Ok I finally found the problem. It was inside the C function(CarbonTuner2) not the objC method. I was creating inside the function an array of the same size as the file size so if the filesize was big it created a really big array and my guess is that when I called another function from there, the local variables were put on the stack which created the EXC_BAD_ACCESS. What I did then is instead of using a variable to declare to size of the array I put the number directly. Then the code didnt even compile. it knew. The error wassomething like: Array size too big. I guess working 20+hours in a row isnt good XD But I am definitly gonna look into tools other than step by step debuggin to figure these ones out. Thanks for your help. Here is the code. If you divide gFileByteCount by 2 you dont get the error anymore:
// ConverterController.h
# import <Cocoa/Cocoa.h>
# import "Converter.h"
#interface ConverterController : NSObject {
UInt64 gFileByteCount ;
}
-(IBAction)ProcessFile:(id)sender;
void CarbonTuner2(long numSampsToProcess, long fftFrameSize, long osamp);
#end
// ConverterController.m
# include "ConverterController.h"
#implementation ConverterController
-(IBAction)ProcessFile:(id)sender{
UInt32 packets = gTotalPacketCount;//alloc a buffer of memory to hold the data read from disk.
gFileByteCount=250000;
long LENGTH=(long)gFileByteCount;
CarbonTuner2(LENGTH,(long)8192/2, (long)4*2);
}
#end
void CarbonTuner2(long numSampsToProcess, long fftFrameSize, long osamp)
{
long numFrames = numSampsToProcess / fftFrameSize * osamp;
float g2DFFTworksp[numFrames+2][2 * fftFrameSize];
double hello=sin(2.345);
}
Your crash has nothing to do with incompatibilities between C and ObjC.
And as previous posters said, you don't need to include math.h.
Run your code under gdb, and see where the crash happens by using backtrace.
Are you sure you're not sending bad arguments to the math functions?
E.g. this causes BAD_ACCESS:
double t = cos(*(double *)NULL);
Objective C is built directly on C, and the C underpinnings can and do work.
For an example of using math.h and parts of standard library from within an Objective C module, see:
http://en.wikibooks.org/wiki/Objective-C_Programming/syntax
There are other examples around.
Some care is needed around passing the variables around; use the C variables for the C and standard library calls; don't mix the C data types and Objective C data types incautiously.
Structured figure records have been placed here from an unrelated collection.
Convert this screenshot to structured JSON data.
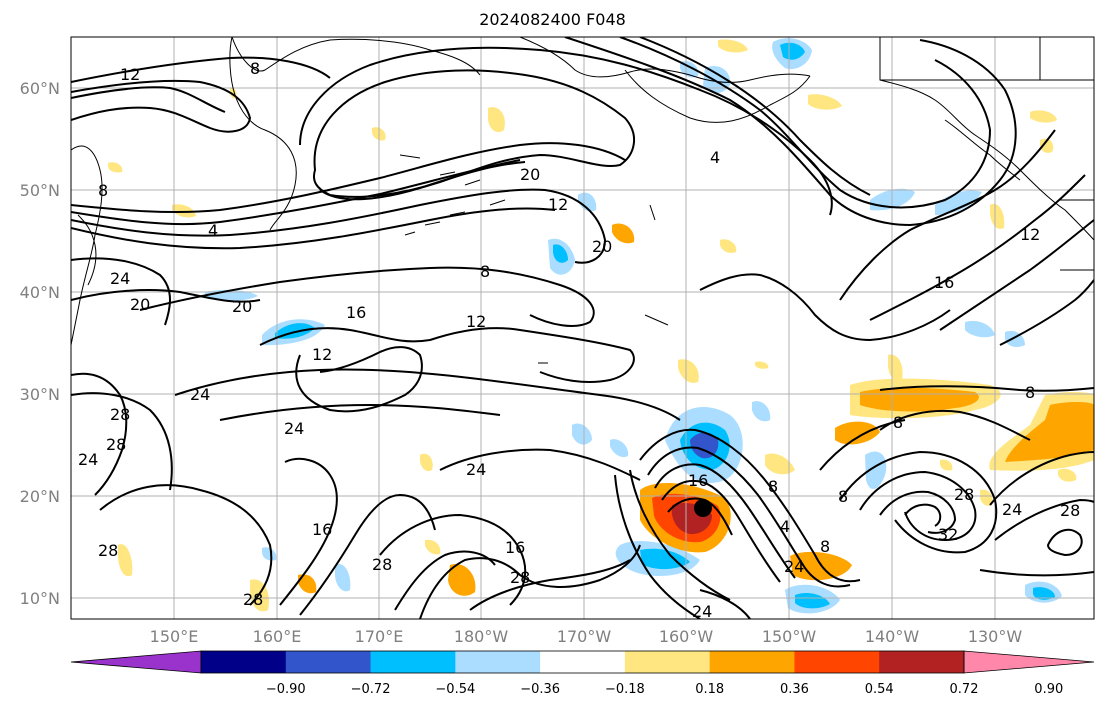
{
  "title": "2024082400 F048",
  "lat_labels": [
    "60°N",
    "50°N",
    "40°N",
    "30°N",
    "20°N",
    "10°N"
  ],
  "lon_labels": [
    "150°E",
    "160°E",
    "170°E",
    "180°W",
    "170°W",
    "160°W",
    "150°W",
    "140°W",
    "130°W"
  ],
  "colorbar": {
    "ticks": [
      "−0.90",
      "−0.72",
      "−0.54",
      "−0.36",
      "−0.18",
      "0.18",
      "0.36",
      "0.54",
      "0.72",
      "0.90"
    ],
    "colors": [
      "#9933cc",
      "#000088",
      "#3355cc",
      "#00bfff",
      "#aaddff",
      "#ffffff",
      "#ffe680",
      "#ffa500",
      "#ff4500",
      "#b22222",
      "#ff88aa"
    ]
  },
  "contour_labels": [
    "12",
    "8",
    "4",
    "4",
    "8",
    "20",
    "12",
    "20",
    "8",
    "12",
    "16",
    "20",
    "24",
    "20",
    "28",
    "12",
    "24",
    "24",
    "28",
    "24",
    "16",
    "24",
    "28",
    "16",
    "28",
    "28",
    "28",
    "24",
    "16",
    "8",
    "4",
    "8",
    "12",
    "16",
    "8",
    "8",
    "28",
    "32",
    "24",
    "28",
    "8",
    "24"
  ],
  "storm_marker": "storm-center",
  "palette": {
    "grid": "#b0b0b0",
    "contour": "#000000",
    "axis_label": "#808080"
  }
}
You'll usually want a conversion here.
If that is not the case, then please consider posting the code involved, and the error(s) you are receiving.
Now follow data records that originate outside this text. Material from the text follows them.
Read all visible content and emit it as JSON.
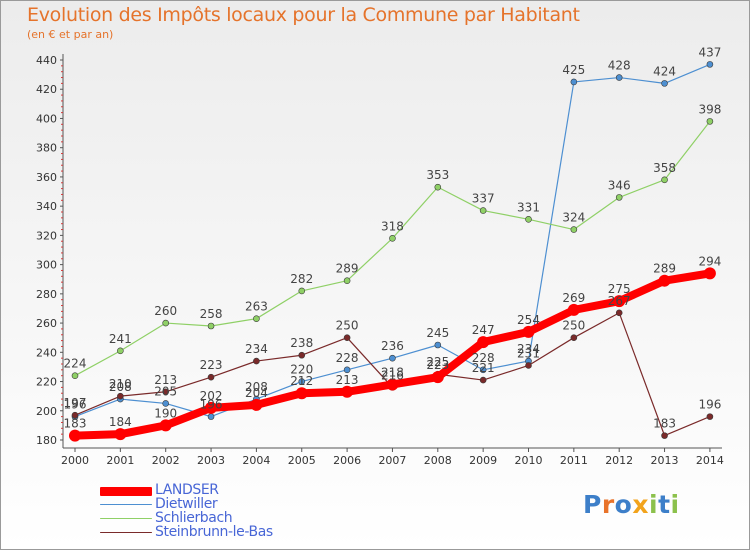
{
  "title": "Evolution des Impôts locaux pour la Commune par Habitant",
  "subtitle": "(en € et par an)",
  "logo": {
    "text": "Proxiti",
    "letters": [
      "P",
      "r",
      "o",
      "x",
      "i",
      "t",
      "i"
    ],
    "letter_colors": [
      "#3d7fc9",
      "#e8732a",
      "#3d7fc9",
      "#f2a31c",
      "#8cc14c",
      "#3d7fc9",
      "#8cc14c"
    ]
  },
  "chart_data": {
    "type": "line",
    "title": "Evolution des Impôts locaux pour la Commune par Habitant",
    "subtitle": "(en € et par an)",
    "xlabel": "",
    "ylabel": "",
    "ylim": [
      180,
      440
    ],
    "yticks": [
      180,
      200,
      220,
      240,
      260,
      280,
      300,
      320,
      340,
      360,
      380,
      400,
      420,
      440
    ],
    "categories": [
      "2000",
      "2001",
      "2002",
      "2003",
      "2004",
      "2005",
      "2006",
      "2007",
      "2008",
      "2009",
      "2010",
      "2011",
      "2012",
      "2013",
      "2014"
    ],
    "series": [
      {
        "name": "LANDSER",
        "color": "#ff0000",
        "values": [
          183,
          184,
          190,
          202,
          204,
          212,
          213,
          218,
          223,
          247,
          254,
          269,
          275,
          289,
          294
        ]
      },
      {
        "name": "Dietwiller",
        "color": "#4d8fd1",
        "values": [
          196,
          208,
          205,
          196,
          208,
          220,
          228,
          236,
          245,
          228,
          234,
          425,
          428,
          424,
          437
        ]
      },
      {
        "name": "Schlierbach",
        "color": "#8fd066",
        "values": [
          224,
          241,
          260,
          258,
          263,
          282,
          289,
          318,
          353,
          337,
          331,
          324,
          346,
          358,
          398
        ]
      },
      {
        "name": "Steinbrunn-le-Bas",
        "color": "#7a2a2a",
        "values": [
          197,
          210,
          213,
          223,
          234,
          238,
          250,
          216,
          225,
          221,
          231,
          250,
          267,
          183,
          196
        ]
      }
    ],
    "legend": [
      "LANDSER",
      "Dietwiller",
      "Schlierbach",
      "Steinbrunn-le-Bas"
    ],
    "legend_position": "bottom-left",
    "grid": false
  }
}
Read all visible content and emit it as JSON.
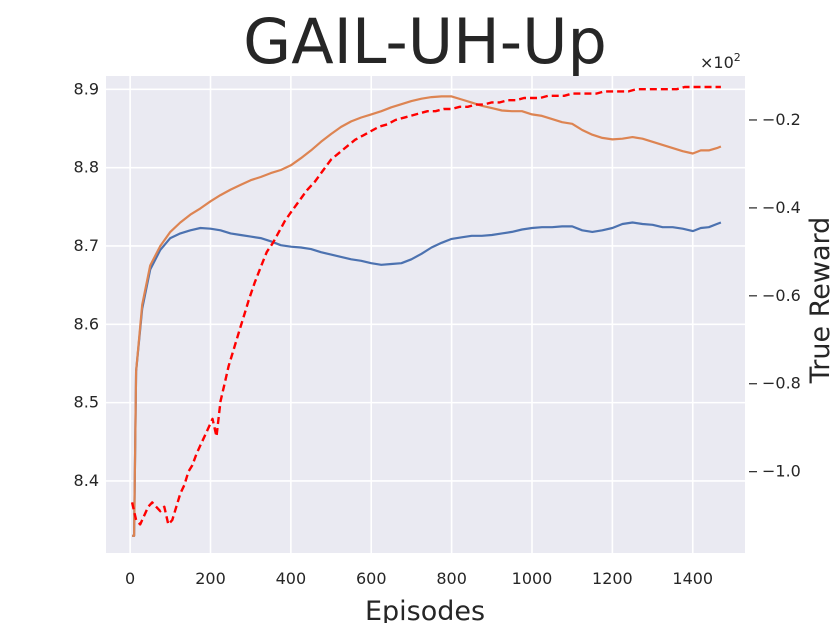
{
  "chart_data": {
    "type": "line",
    "title": "GAIL-UH-Up",
    "xlabel": "Episodes",
    "ylabel": "",
    "y2label": "True Reward",
    "y2_multiplier": "×10",
    "y2_multiplier_exp": "2",
    "xlim": [
      -60,
      1530
    ],
    "ylim": [
      8.308,
      8.917
    ],
    "y2lim": [
      -1.185,
      -0.1
    ],
    "xticks": [
      0,
      200,
      400,
      600,
      800,
      1000,
      1200,
      1400
    ],
    "xtick_labels": [
      "0",
      "200",
      "400",
      "600",
      "800",
      "1000",
      "1200",
      "1400"
    ],
    "yticks": [
      8.4,
      8.5,
      8.6,
      8.7,
      8.8,
      8.9
    ],
    "ytick_labels": [
      "8.4",
      "8.5",
      "8.6",
      "8.7",
      "8.8",
      "8.9"
    ],
    "y2ticks": [
      -1.0,
      -0.8,
      -0.6,
      -0.4,
      -0.2
    ],
    "y2tick_labels": [
      "−1.0",
      "−0.8",
      "−0.6",
      "−0.4",
      "−0.2"
    ],
    "grid": true,
    "colors": {
      "background": "#eaeaf2",
      "grid": "#ffffff",
      "blue": "#4c72b0",
      "orange": "#dd8452",
      "red": "#ff0000"
    },
    "series": [
      {
        "axis": "left",
        "color": "#4c72b0",
        "style": "solid",
        "x": [
          5,
          10,
          15,
          30,
          50,
          75,
          100,
          125,
          150,
          175,
          200,
          225,
          250,
          275,
          300,
          325,
          350,
          375,
          400,
          425,
          450,
          475,
          500,
          525,
          550,
          575,
          600,
          625,
          650,
          675,
          700,
          725,
          750,
          775,
          800,
          825,
          850,
          875,
          900,
          925,
          950,
          975,
          1000,
          1025,
          1050,
          1075,
          1100,
          1125,
          1150,
          1175,
          1200,
          1225,
          1250,
          1275,
          1300,
          1325,
          1350,
          1375,
          1400,
          1420,
          1440,
          1460,
          1470
        ],
        "y": [
          8.33,
          8.33,
          8.54,
          8.62,
          8.67,
          8.695,
          8.71,
          8.716,
          8.72,
          8.723,
          8.722,
          8.72,
          8.716,
          8.714,
          8.712,
          8.71,
          8.706,
          8.701,
          8.699,
          8.698,
          8.696,
          8.692,
          8.689,
          8.686,
          8.683,
          8.681,
          8.678,
          8.676,
          8.677,
          8.678,
          8.683,
          8.69,
          8.698,
          8.704,
          8.709,
          8.711,
          8.713,
          8.713,
          8.714,
          8.716,
          8.718,
          8.721,
          8.723,
          8.724,
          8.724,
          8.725,
          8.725,
          8.72,
          8.718,
          8.72,
          8.723,
          8.728,
          8.73,
          8.728,
          8.727,
          8.724,
          8.724,
          8.722,
          8.719,
          8.723,
          8.724,
          8.728,
          8.73
        ]
      },
      {
        "axis": "left",
        "color": "#dd8452",
        "style": "solid",
        "x": [
          5,
          10,
          15,
          30,
          50,
          75,
          100,
          125,
          150,
          175,
          200,
          225,
          250,
          275,
          300,
          325,
          350,
          375,
          400,
          425,
          450,
          475,
          500,
          525,
          550,
          575,
          600,
          625,
          650,
          675,
          700,
          725,
          750,
          775,
          800,
          825,
          850,
          875,
          900,
          925,
          950,
          975,
          1000,
          1025,
          1050,
          1075,
          1100,
          1125,
          1150,
          1175,
          1200,
          1225,
          1250,
          1275,
          1300,
          1325,
          1350,
          1375,
          1400,
          1420,
          1440,
          1460,
          1470
        ],
        "y": [
          8.33,
          8.33,
          8.54,
          8.625,
          8.675,
          8.7,
          8.718,
          8.73,
          8.74,
          8.748,
          8.757,
          8.765,
          8.772,
          8.778,
          8.784,
          8.788,
          8.793,
          8.797,
          8.803,
          8.812,
          8.822,
          8.833,
          8.843,
          8.852,
          8.859,
          8.864,
          8.868,
          8.872,
          8.877,
          8.881,
          8.885,
          8.888,
          8.89,
          8.891,
          8.891,
          8.887,
          8.883,
          8.879,
          8.876,
          8.873,
          8.872,
          8.872,
          8.868,
          8.866,
          8.862,
          8.858,
          8.856,
          8.848,
          8.842,
          8.838,
          8.836,
          8.837,
          8.839,
          8.837,
          8.833,
          8.829,
          8.825,
          8.821,
          8.818,
          8.822,
          8.822,
          8.825,
          8.827
        ]
      },
      {
        "axis": "right",
        "color": "#ff0000",
        "style": "dashed",
        "x": [
          5,
          15,
          25,
          35,
          45,
          55,
          65,
          75,
          85,
          95,
          105,
          115,
          125,
          135,
          145,
          155,
          165,
          175,
          185,
          195,
          205,
          215,
          225,
          235,
          245,
          255,
          265,
          275,
          285,
          295,
          310,
          325,
          340,
          355,
          370,
          385,
          400,
          420,
          440,
          460,
          480,
          500,
          520,
          540,
          560,
          580,
          600,
          620,
          640,
          660,
          680,
          700,
          720,
          740,
          760,
          780,
          800,
          820,
          840,
          860,
          880,
          900,
          920,
          940,
          960,
          980,
          1000,
          1020,
          1040,
          1060,
          1080,
          1100,
          1120,
          1140,
          1160,
          1180,
          1200,
          1220,
          1240,
          1260,
          1280,
          1300,
          1320,
          1340,
          1360,
          1380,
          1400,
          1420,
          1440,
          1460,
          1470
        ],
        "y": [
          -1.07,
          -1.11,
          -1.12,
          -1.1,
          -1.08,
          -1.07,
          -1.08,
          -1.09,
          -1.08,
          -1.12,
          -1.11,
          -1.08,
          -1.05,
          -1.03,
          -1.0,
          -0.985,
          -0.96,
          -0.94,
          -0.92,
          -0.9,
          -0.88,
          -0.92,
          -0.84,
          -0.8,
          -0.76,
          -0.73,
          -0.7,
          -0.67,
          -0.64,
          -0.61,
          -0.57,
          -0.535,
          -0.5,
          -0.48,
          -0.455,
          -0.43,
          -0.41,
          -0.385,
          -0.36,
          -0.34,
          -0.315,
          -0.29,
          -0.275,
          -0.26,
          -0.245,
          -0.235,
          -0.225,
          -0.215,
          -0.21,
          -0.2,
          -0.195,
          -0.19,
          -0.185,
          -0.18,
          -0.18,
          -0.175,
          -0.175,
          -0.17,
          -0.17,
          -0.165,
          -0.165,
          -0.16,
          -0.16,
          -0.155,
          -0.155,
          -0.15,
          -0.15,
          -0.15,
          -0.145,
          -0.145,
          -0.145,
          -0.14,
          -0.14,
          -0.14,
          -0.14,
          -0.135,
          -0.135,
          -0.135,
          -0.135,
          -0.13,
          -0.13,
          -0.13,
          -0.13,
          -0.13,
          -0.13,
          -0.125,
          -0.125,
          -0.125,
          -0.125,
          -0.125,
          -0.125
        ]
      }
    ]
  }
}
And with all respect due to Mr Hellman's response, I've hit errors when I don't have the header files included; I prefer to include the headers. But then, I tend to dial the compiler diagnostics up a couple of notches, too.
For what it's worth, I don't include math.h in my Cocoa app but have no problem using math functions (in C).
For example, I use atan() and don't get compiler errors, or run time errors.
Can you try this without including math.h at all?
First, you should add your code to your question, rather than posting it as an answer, so people can see what you're asking about. Second, you've got all sorts of weird problems with your memory management here - gFileByteCount is used to size a bunch of buffers, but it's set to zero, and doesn't appear to get re-set anywhere.
err = AudioFileReadPackets (fileID,
false, &bytesReturned, NULL,0,
&packets,(Byte *)rawAudio);
So, at this point, you pass a zero-sized buffer to AudioFileReadPackets, which prompty overruns the heap, corrupting the value of who knows what other variables...
fRawAudio =
malloc(gFileByteCount/(BITS/8)*sizeof(fRawAudio));
Here's another, minor error - you want sizeof(*fRawAudio) here, since you're trying to allocate an array of floats, not an array of float pointers. Fortunately, those entities are the same size, so it doesn't matter.
You should probably start with some example code that you know works (SpeakHere?), and modify it. I suspect there are other similar problems in the code yoou posted, but I don't have time to find them right now. At least get the rawAudio buffer appropriately-sized and use the values returned from AudioFileReadPackets appropriately.